~中央アジア・カザフスタン~肝移植の取組み

江口 晋 教授
医学部医学科

当科では、2012年7月よりカザフスタンにおける生体肝移植LDLTを開始し、2013年7月現在、当地で7例の生体肝移植を施行しました。生体肝移植はドナーさんの手術も必要ですので、実際は14人の手術を施行、指導したことになります。

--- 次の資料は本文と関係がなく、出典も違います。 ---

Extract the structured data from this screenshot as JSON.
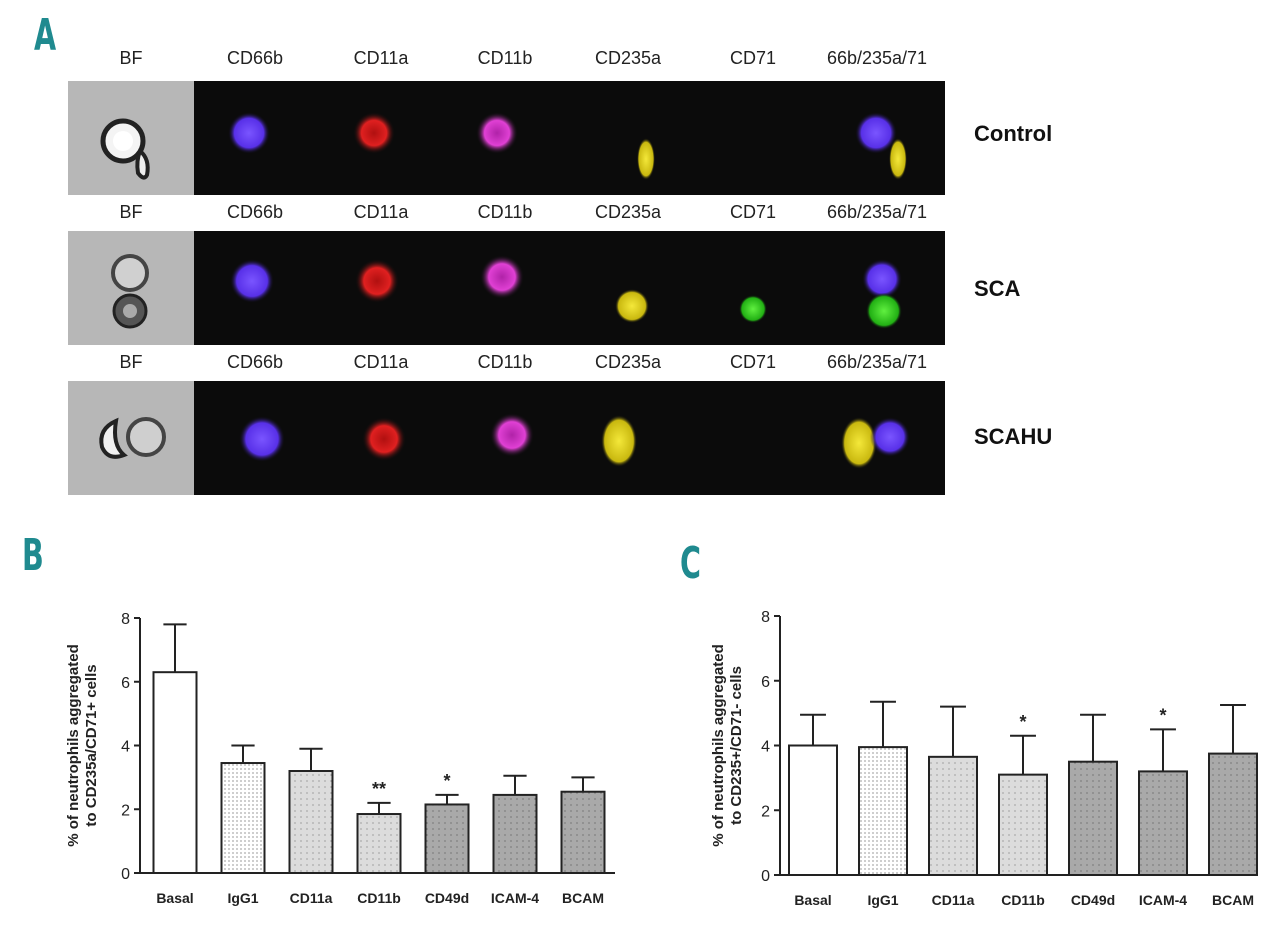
{
  "panel_a": {
    "letter": "A",
    "rows": [
      {
        "label": "Control",
        "columns": [
          "BF",
          "CD66b",
          "CD11a",
          "CD11b",
          "CD235a",
          "CD71",
          "66b/235a/71"
        ]
      },
      {
        "label": "SCA",
        "columns": [
          "BF",
          "CD66b",
          "CD11a",
          "CD11b",
          "CD235a",
          "CD71",
          "66b/235a/71"
        ]
      },
      {
        "label": "SCAHU",
        "columns": [
          "BF",
          "CD66b",
          "CD11a",
          "CD11b",
          "CD235a",
          "CD71",
          "66b/235a/71"
        ]
      }
    ],
    "colors": {
      "cd66b": "#6a3cff",
      "cd11a": "#e01818",
      "cd11b": "#e03ad0",
      "cd235a": "#e6d81a",
      "cd71": "#2fd41c",
      "bf_bg": "#b7b7b7",
      "strip_bg": "#0b0b0b"
    }
  },
  "chart_data": [
    {
      "panel_letter": "B",
      "type": "bar",
      "ylabel_line1": "% of neutrophils aggregated",
      "ylabel_line2": "to CD235a/CD71+ cells",
      "categories": [
        "Basal",
        "IgG1",
        "CD11a",
        "CD11b",
        "CD49d",
        "ICAM-4",
        "BCAM"
      ],
      "values": [
        6.3,
        3.45,
        3.2,
        1.85,
        2.15,
        2.45,
        2.55
      ],
      "errors": [
        1.5,
        0.55,
        0.7,
        0.35,
        0.3,
        0.6,
        0.45
      ],
      "significance": [
        "",
        "",
        "",
        "**",
        "*",
        "",
        ""
      ],
      "ylim": [
        0,
        8
      ],
      "yticks": [
        "0",
        "2",
        "4",
        "6",
        "8"
      ],
      "fills": [
        "open",
        "dense-dots",
        "light-gray-dots",
        "light-gray-dots",
        "gray-dots",
        "gray-dots",
        "gray-dots"
      ]
    },
    {
      "panel_letter": "C",
      "type": "bar",
      "ylabel_line1": "% of neutrophils aggregated",
      "ylabel_line2": "to CD235+/CD71- cells",
      "categories": [
        "Basal",
        "IgG1",
        "CD11a",
        "CD11b",
        "CD49d",
        "ICAM-4",
        "BCAM"
      ],
      "values": [
        4.0,
        3.95,
        3.65,
        3.1,
        3.5,
        3.2,
        3.75
      ],
      "errors": [
        0.95,
        1.4,
        1.55,
        1.2,
        1.45,
        1.3,
        1.5
      ],
      "significance": [
        "",
        "",
        "",
        "*",
        "",
        "*",
        ""
      ],
      "ylim": [
        0,
        8
      ],
      "yticks": [
        "0",
        "2",
        "4",
        "6",
        "8"
      ],
      "fills": [
        "open",
        "dense-dots",
        "light-gray-dots",
        "light-gray-dots",
        "gray-dots",
        "gray-dots",
        "gray-dots"
      ]
    }
  ]
}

この協力プログラムの発端は、長崎大学が長年に渡り築いてきたヒバクシャ医療に基づくものであります。カザフスタンは世界で9番目の国土面積を持つ国家ですが、北部のセミパラチンスクには旧ソ連の核実験場があり、そのため被曝県である長崎大学とは山下 俊一教授、高村 昇教授をはじめとする原研教室を中心として、長年、臨床・研究・教育面での交流が続けられてきました。私共の教室からも甲状腺の研究、外科治療について現地へ出向き、手術指導などを行ってきた経験を有します。

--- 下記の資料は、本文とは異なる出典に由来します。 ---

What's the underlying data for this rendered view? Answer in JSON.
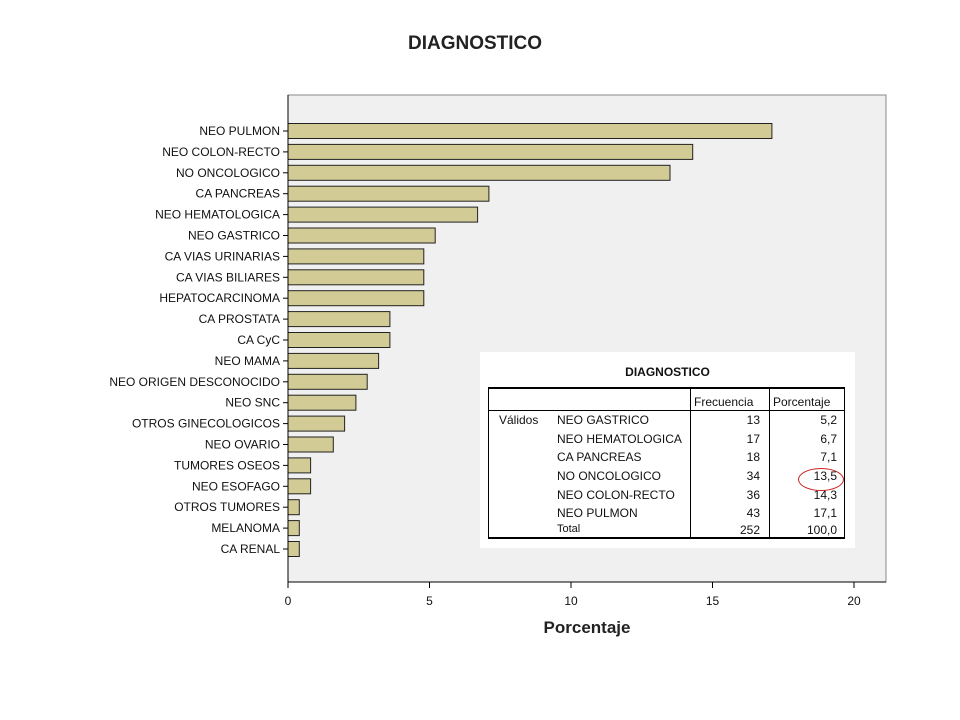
{
  "chart_data": {
    "type": "bar",
    "orientation": "horizontal",
    "title": "DIAGNOSTICO",
    "xlabel": "Porcentaje",
    "ylabel": "",
    "xlim": [
      0,
      20
    ],
    "xticks": [
      "0",
      "5",
      "10",
      "15",
      "20"
    ],
    "bar_color": "#d3cb95",
    "plot_background": "#f0f0f0",
    "categories": [
      "NEO PULMON",
      "NEO COLON-RECTO",
      "NO ONCOLOGICO",
      "CA PANCREAS",
      "NEO HEMATOLOGICA",
      "NEO GASTRICO",
      "CA VIAS URINARIAS",
      "CA VIAS BILIARES",
      "HEPATOCARCINOMA",
      "CA PROSTATA",
      "CA CyC",
      "NEO MAMA",
      "NEO ORIGEN DESCONOCIDO",
      "NEO SNC",
      "OTROS GINECOLOGICOS",
      "NEO OVARIO",
      "TUMORES OSEOS",
      "NEO ESOFAGO",
      "OTROS TUMORES",
      "MELANOMA",
      "CA RENAL"
    ],
    "values": [
      17.1,
      14.3,
      13.5,
      7.1,
      6.7,
      5.2,
      4.8,
      4.8,
      4.8,
      3.6,
      3.6,
      3.2,
      2.8,
      2.4,
      2.0,
      1.6,
      0.8,
      0.8,
      0.4,
      0.4,
      0.4
    ]
  },
  "table": {
    "title": "DIAGNOSTICO",
    "headers": [
      "Frecuencia",
      "Porcentaje"
    ],
    "group_label": "Válidos",
    "rows": [
      {
        "label": "NEO GASTRICO",
        "freq": "13",
        "pct": "5,2"
      },
      {
        "label": "NEO HEMATOLOGICA",
        "freq": "17",
        "pct": "6,7"
      },
      {
        "label": "CA PANCREAS",
        "freq": "18",
        "pct": "7,1"
      },
      {
        "label": "NO ONCOLOGICO",
        "freq": "34",
        "pct": "13,5"
      },
      {
        "label": "NEO COLON-RECTO",
        "freq": "36",
        "pct": "14,3"
      },
      {
        "label": "NEO PULMON",
        "freq": "43",
        "pct": "17,1"
      },
      {
        "label": "Total",
        "freq": "252",
        "pct": "100,0"
      }
    ],
    "highlight_color": "#cc2222"
  }
}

2012年2月に長崎医療センターを訪れた外科医が私の講演を聴いた後、当院での生体肝移植を3月に2例見学されたのをきっかけに当科に肝移植プログラムの立ち上げ援助を依頼されたのが始まりです。カザフスタンでも本邦と同様に脳死下臓器提供数が少なく、また肝移植は1990年代後半からストップしており、やっと2011年末にベラルーシ国の援助で生体肝移植が1例行われたばかりである状況でした。

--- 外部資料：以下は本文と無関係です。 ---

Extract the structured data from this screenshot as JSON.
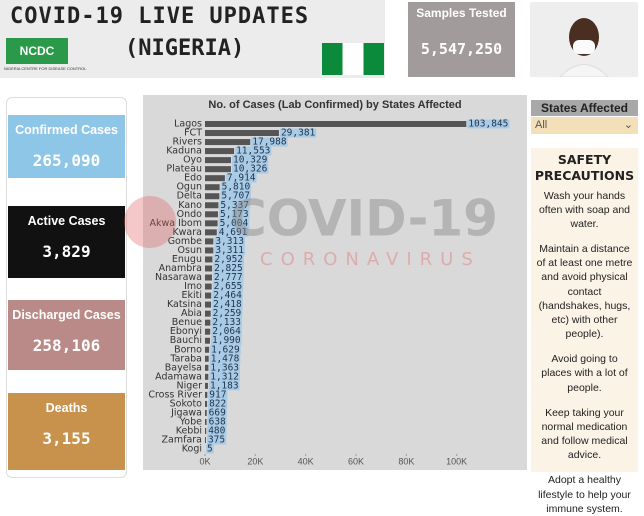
{
  "header": {
    "title": "COVID-19 LIVE UPDATES",
    "subtitle": "(NIGERIA)",
    "logo": "NCDC",
    "logo_caption": "NIGERIA CENTRE FOR DISEASE CONTROL"
  },
  "samples": {
    "label": "Samples Tested",
    "value": "5,547,250"
  },
  "cards": [
    {
      "label": "Confirmed Cases",
      "value": "265,090"
    },
    {
      "label": "Active Cases",
      "value": "3,829"
    },
    {
      "label": "Discharged Cases",
      "value": "258,106"
    },
    {
      "label": "Deaths",
      "value": "3,155"
    }
  ],
  "watermark": {
    "title": "COVID-19",
    "subtitle": "CORONAVIRUS"
  },
  "filter": {
    "label": "States Affected",
    "selected": "All"
  },
  "precautions": {
    "title": "SAFETY PRECAUTIONS",
    "items": [
      "Wash your hands often with soap and water.",
      "Maintain a distance of at least one metre and avoid physical contact (handshakes, hugs, etc) with other people).",
      "Avoid going to places with a lot of people.",
      "Keep taking your normal medication and follow medical advice.",
      "Adopt a healthy lifestyle to help your immune system."
    ]
  },
  "chart_data": {
    "type": "bar",
    "orientation": "horizontal",
    "title": "No. of Cases (Lab Confirmed) by States Affected",
    "categories": [
      "Lagos",
      "FCT",
      "Rivers",
      "Kaduna",
      "Oyo",
      "Plateau",
      "Edo",
      "Ogun",
      "Delta",
      "Kano",
      "Ondo",
      "Akwa Ibom",
      "Kwara",
      "Gombe",
      "Osun",
      "Enugu",
      "Anambra",
      "Nasarawa",
      "Imo",
      "Ekiti",
      "Katsina",
      "Abia",
      "Benue",
      "Ebonyi",
      "Bauchi",
      "Borno",
      "Taraba",
      "Bayelsa",
      "Adamawa",
      "Niger",
      "Cross River",
      "Sokoto",
      "Jigawa",
      "Yobe",
      "Kebbi",
      "Zamfara",
      "Kogi"
    ],
    "values": [
      103845,
      29381,
      17988,
      11553,
      10329,
      10326,
      7914,
      5810,
      5707,
      5337,
      5173,
      5004,
      4691,
      3313,
      3311,
      2952,
      2825,
      2777,
      2655,
      2464,
      2418,
      2259,
      2133,
      2064,
      1990,
      1629,
      1478,
      1363,
      1312,
      1183,
      917,
      822,
      669,
      638,
      480,
      375,
      5
    ],
    "value_labels": [
      "103,845",
      "29,381",
      "17,988",
      "11,553",
      "10,329",
      "10,326",
      "7,914",
      "5,810",
      "5,707",
      "5,337",
      "5,173",
      "5,004",
      "4,691",
      "3,313",
      "3,311",
      "2,952",
      "2,825",
      "2,777",
      "2,655",
      "2,464",
      "2,418",
      "2,259",
      "2,133",
      "2,064",
      "1,990",
      "1,629",
      "1,478",
      "1,363",
      "1,312",
      "1,183",
      "917",
      "822",
      "669",
      "638",
      "480",
      "375",
      "5"
    ],
    "color": "#555555",
    "xlim": [
      0,
      120000
    ],
    "xticks": [
      {
        "value": 0,
        "label": "0K"
      },
      {
        "value": 20000,
        "label": "20K"
      },
      {
        "value": 40000,
        "label": "40K"
      },
      {
        "value": 60000,
        "label": "60K"
      },
      {
        "value": 80000,
        "label": "80K"
      },
      {
        "value": 100000,
        "label": "100K"
      }
    ]
  }
}
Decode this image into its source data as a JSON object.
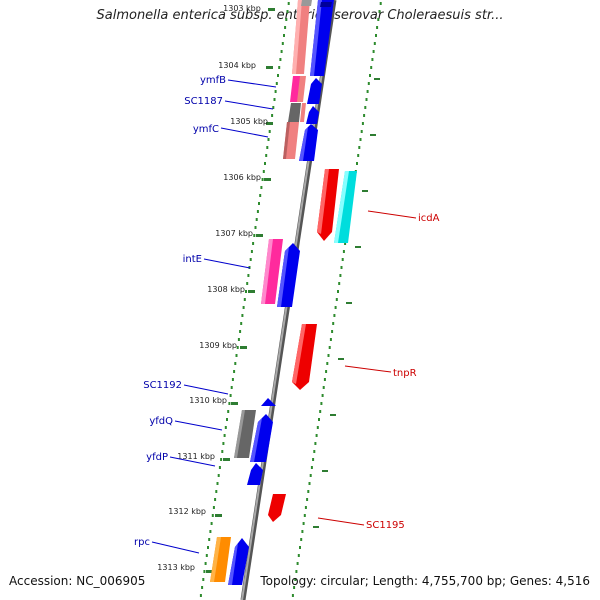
{
  "title": "Salmonella enterica subsp. enterica serovar Choleraesuis str...",
  "accession_text": "Accession: NC_006905",
  "topology_text": "Topology: circular; Length: 4,755,700 bp; Genes: 4,516",
  "colors": {
    "cds_forward": "#0000ee",
    "cds_reverse": "#ee0000",
    "pink": "#ff2a9d",
    "salmon": "#f08080",
    "gray": "#666666",
    "cyan": "#00dddd",
    "orange": "#ff8c00",
    "label_left": "#0000aa",
    "label_right": "#cc0000",
    "dotted_ring": "#008000",
    "backbone": "#888888"
  },
  "kbp_labels": [
    "1303 kbp",
    "1304 kbp",
    "1305 kbp",
    "1306 kbp",
    "1307 kbp",
    "1308 kbp",
    "1309 kbp",
    "1310 kbp",
    "1311 kbp",
    "1312 kbp",
    "1313 kbp"
  ],
  "gene_labels_left": [
    "ymfB",
    "SC1187",
    "ymfC",
    "intE",
    "SC1192",
    "yfdQ",
    "yfdP",
    "rpc"
  ],
  "gene_labels_right": [
    "icdA",
    "tnpR",
    "SC1195"
  ]
}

まず、長崎大学大学院医歯薬学総合研究科とシズガノフ国立外科学センター(SNSCS)との間に学術協定を結び、当科とSNSCS肝胆膵外科との間で「生体肝移植プログラムの発展と教育」に関する覚え書きを作成しました。そのような基盤の上に、2012年7月末に当地に出向き2例の生体肝移植手術を行いました。1例目は小生が執刀し、2例目は現地医師の執刀で、私共は助手として指導しました。その後、現在までに計7例のLDLTを行っております。術後管理はメール、スカイプ、国際電話などで行いますが、多少の診断判断のずれが出てくることもしばしばです。しかし、このプログラムは現地での肝移植チームの教育、発展を意図しておりますので、なるべく現地チームの自主性を重視し、反省会は頻繁に行い、施設設備の補充も少しずつ進んでいます。2012年10月、2013年4月には現地医師が3~5人ずつ長崎大学病院に1~2週間滞在し、肝移植のみならず、一般外科、麻酔、ICUケアの研修をされました。我々が手術を教え、手伝うのみならず、このような本当の周術期管理の実力をつけることがカザフスタン国の肝移植医療の発展につながることと期待致しております。

さらには、2012年10月からは現地若手外科医を大学院生として採用し、研究教育も始め、未来のチーム作りに力を入れております。ご家族で来日し、未来のための再生医療の研究をしていますので、今後の教室員、大学のみなさんとの人的交流も期待しています。

以上、昨年より行っている長崎大学とSNSCS間でのLDLT協力プログラムについて御報告致します。かの地に長崎発の肝移植医療が根付き、カザフスタン国民のお役に立つことを心より祈念しています。